The government has not, as I understand it, accepted that recommendation in whole but has made what I regard as a very important response to it. It has undertaken, I understand from a statement from the Attorney-General today, to review existing Commonwealth, state and territory laws to consider the extent of privacy protection for employee records and whether there is a need for further measures. This review will commence after the bill is enacted but before it comes into effect. It is a review which will be carried out by officers of the Attorney-General's Department and the Department of Employment, Workplace Relations and Small Business, and again it will involve consultation with state and territory governments, the Privacy Commissioner and other key stake-holders. This is, I think, an important response to issues of concern which were raised by the Senate committee and which have been raised in other committee reports on this issue.

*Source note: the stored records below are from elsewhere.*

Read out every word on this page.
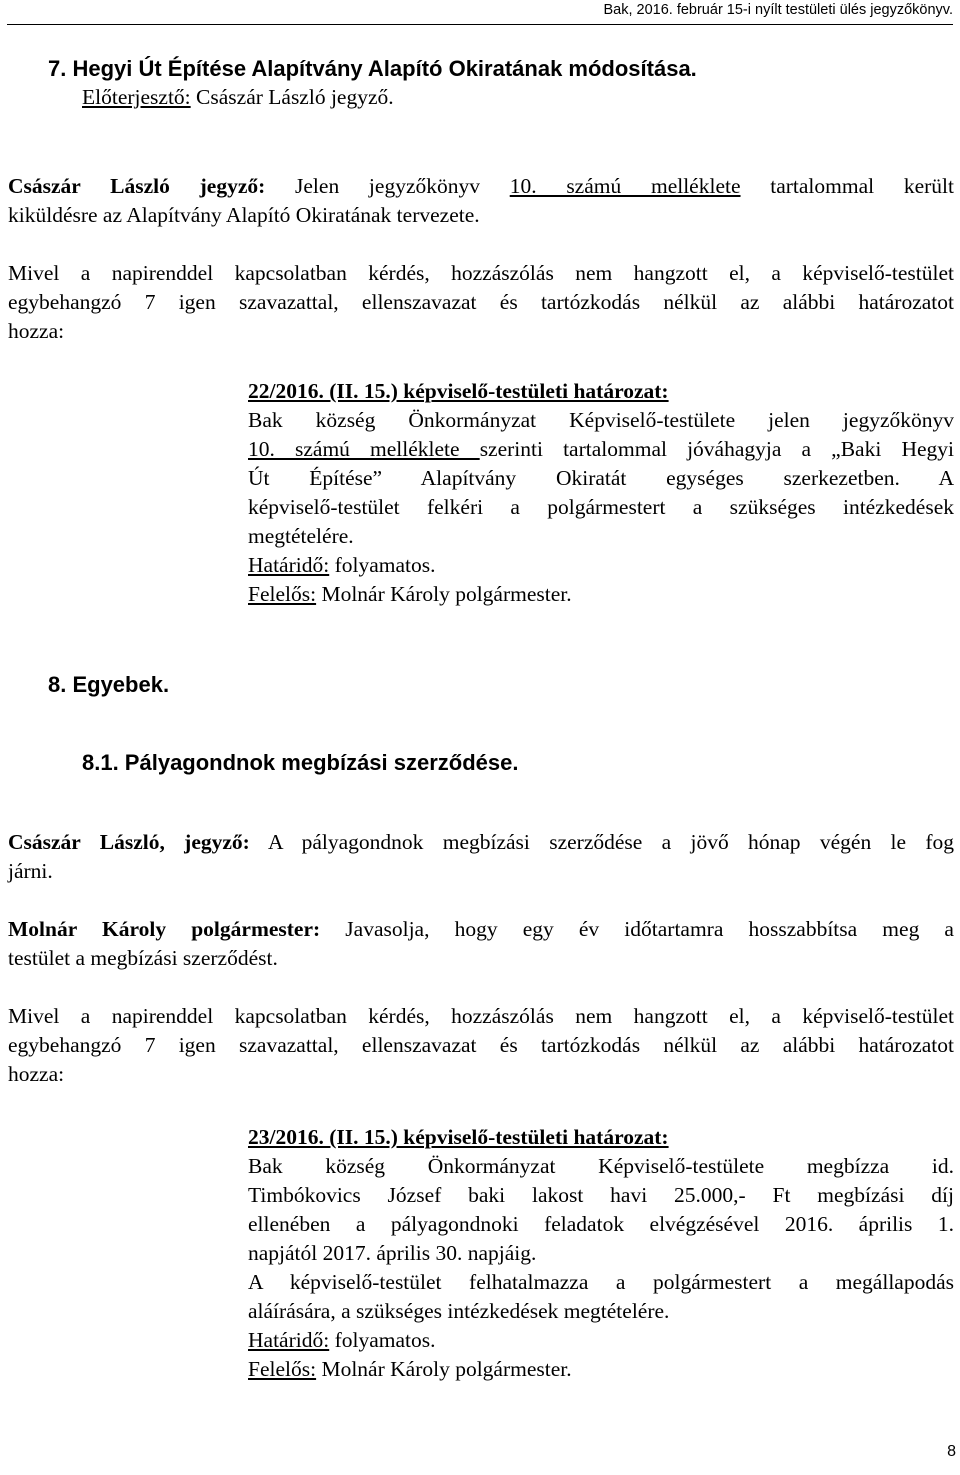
Bak, 2016. február 15-i nyílt testületi ülés jegyzőkönyv.
7. Hegyi Út Építése Alapítvány Alapító Okiratának módosítása.
Előterjesztő: Császár László jegyző.
Császár László jegyző: Jelen jegyzőkönyv 10. számú melléklete tartalommal került
kiküldésre az Alapítvány Alapító Okiratának tervezete.
Mivel a napirenddel kapcsolatban kérdés, hozzászólás nem hangzott el, a képviselő-testület
egybehangzó 7 igen szavazattal, ellenszavazat és tartózkodás nélkül az alábbi határozatot
hozza:
22/2016. (II. 15.) képviselő-testületi határozat:
Bak község Önkormányzat Képviselő-testülete jelen jegyzőkönyv
10. számú melléklete szerinti tartalommal jóváhagyja a „Baki Hegyi
Út Építése” Alapítvány Okiratát egységes szerkezetben. A
képviselő-testület felkéri a polgármestert a szükséges intézkedések
megtételére.
Határidő: folyamatos.
Felelős: Molnár Károly polgármester.
8. Egyebek.
8.1. Pályagondnok megbízási szerződése.
Császár László, jegyző: A pályagondnok megbízási szerződése a jövő hónap végén le fog
járni.
Molnár Károly polgármester: Javasolja, hogy egy év időtartamra hosszabbítsa meg a
testület a megbízási szerződést.
Mivel a napirenddel kapcsolatban kérdés, hozzászólás nem hangzott el, a képviselő-testület
egybehangzó 7 igen szavazattal, ellenszavazat és tartózkodás nélkül az alábbi határozatot
hozza:
23/2016. (II. 15.) képviselő-testületi határozat:
Bak község Önkormányzat Képviselő-testülete megbízza id.
Timbókovics József baki lakost havi 25.000,- Ft megbízási díj
ellenében a pályagondnoki feladatok elvégzésével 2016. április 1.
napjától 2017. április 30. napjáig.
A képviselő-testület felhatalmazza a polgármestert a megállapodás
aláírására, a szükséges intézkedések megtételére.
Határidő: folyamatos.
Felelős: Molnár Károly polgármester.
8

What the government does not consider necessary is the imposition of additional administrative and financial burdens on Australian employers without giving proper consideration to the need for such controls. What we are about in all of this legislation is an approach that balances the interests and concerns of individuals in relation to the protection of their personal information and the needs of Australian business to operate in an effective manner, at the same time observing, most importantly, the protections which are required under this legislation. I think that covers some of the most important aspects of the legislation from the government's perspective.